Meet with Professor John N. Tsitsiklis

The University of Toronto Operations Research Group (UTORG) is hosting a meet and greet with Professor John N. Tsitsiklis, a renowned operations research expert from MIT. Refreshments will be served. We hope to see you there!

Who: Professor John N. Tsitsiklis

 

When: Wednesday June 27 @ 11:00a.m. – 12:00p.m.

Where: MB101

Bio-Sketch: John N. Tsitsiklis was born in Thessaloniki, Greece, in 1958. He received the B.S. degree in Mathematics (1980), and the B.S. (1980), M.S. (1981), and Ph.D. (1984) degrees in Electrical Engineering, all from the Massachusetts Institute of Technology, Cambridge, Massachusetts, U.S.A.

During the academic year 1983-84, he was an acting assistant professor of Electrical Engineering at Stanford University, Stanford, California. Since 1984, he has been with the department of Electrical Engineering and Computer Science (EECS) at the Massachusetts Institute of Technology (MIT), where he is currently a Clarence J Lebel Professor of Electrical Engineering.
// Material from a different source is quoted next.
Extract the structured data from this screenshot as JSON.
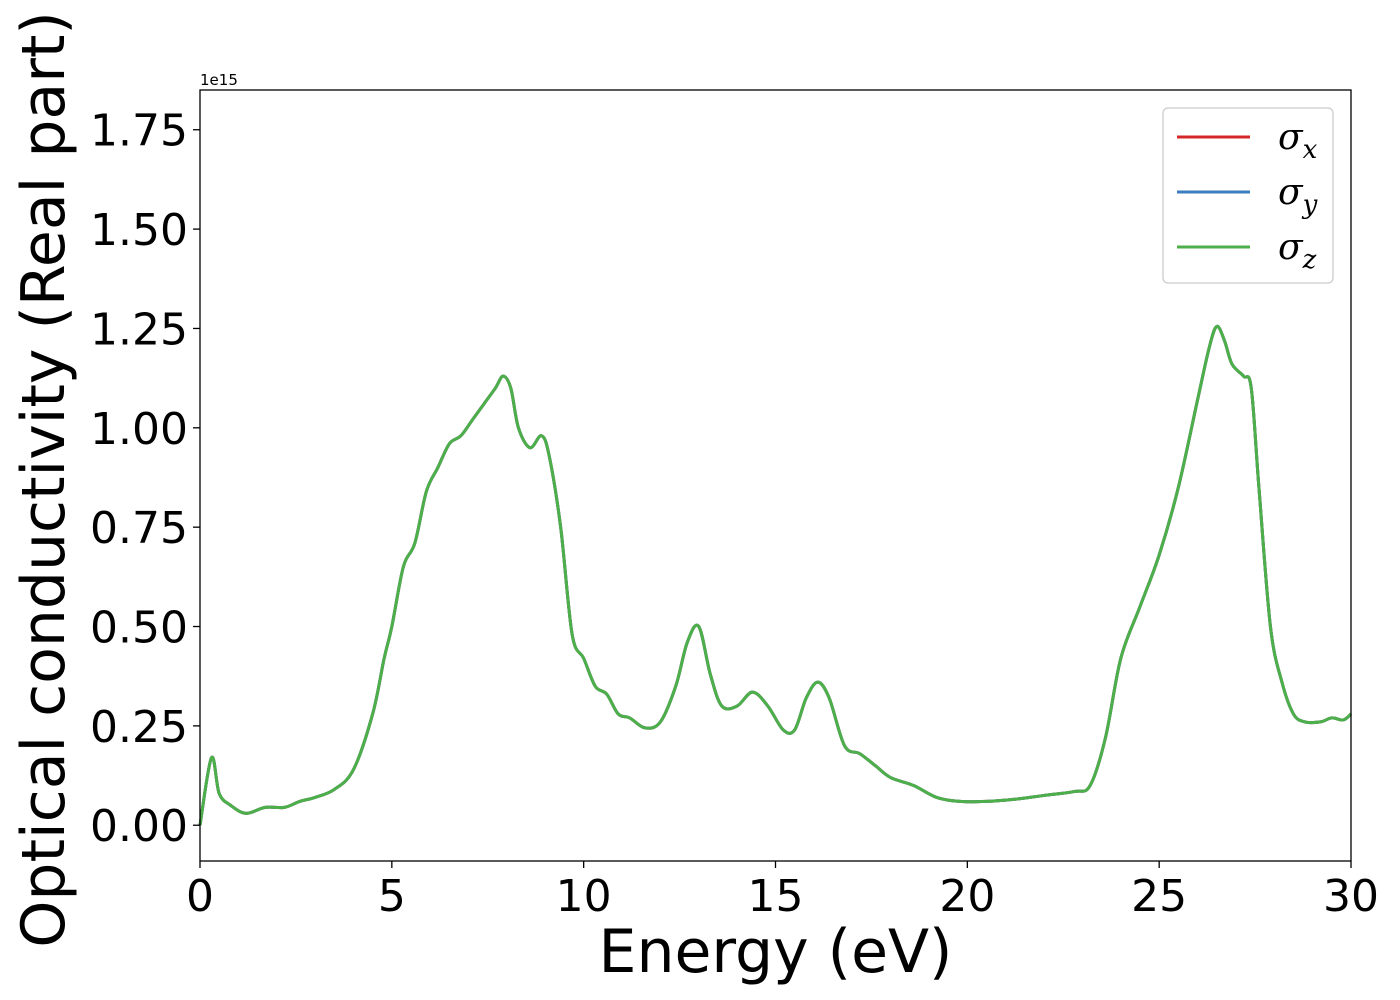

After serving as acting co-director (Spring 1996 and 1997) and co-associate director (2008-2013), he is now the director of the Laboratory for Information and Decision Systems (LIDS). He has also served as a co-director of the Operations Research Center (ORC) (2002-2005), and as a member of the National Council on Research and Technology in Greece (2005-2007) and the associated Sectoral Research Council on Informatics (2011-2013). Finally, he has served (2013-2016) as the Chair of the Council of the Harokopio University, in Greece.

His research interests are in the fields of systems, optimization, control, and operations research. He is a coauthor of Parallel and Distributed Computation: Numerical Methods (1989, with D. Bertsekas), Neuro-Dynamic Programming (1996, with D. Bertsekas), Introduction to Linear Optimization (1997, with D. Bertsimas), and Introduction to Probability (1st ed. 2002, 2nd. ed. 2008, with D. Bertsekas). He is also a coinventor in seven awarded U.S. patents.

He has been a recipient of an IBM Faculty Development Award (1983), an NSF Presidential Young Investigator Award (1986), an Outstanding Paper Award by the IEEE Control Systems Society (1986), the M.I.T. Edgerton Faculty Achievement Award (1989), the Bodossaki Foundation Prize (1995), the MIT/EECS Louis D. Smullin Award for Teaching Excellence (2015), a co-recipient of two INFORMS Computing Society prizes (1997, 2012), a co-recipient of an ACM Sigmetrics Best Paper Award (2013), and a recipient of the ACM Sigmetrics Achievement Award (2016). He is a Fellow of the IEEE (1999) and of INFORMS (2007). In 2007, he was elected to the National Academy of Engineering. In 2008, he was conferred the title of Doctor honoris causa from the Université catholique de Louvain (Belgium).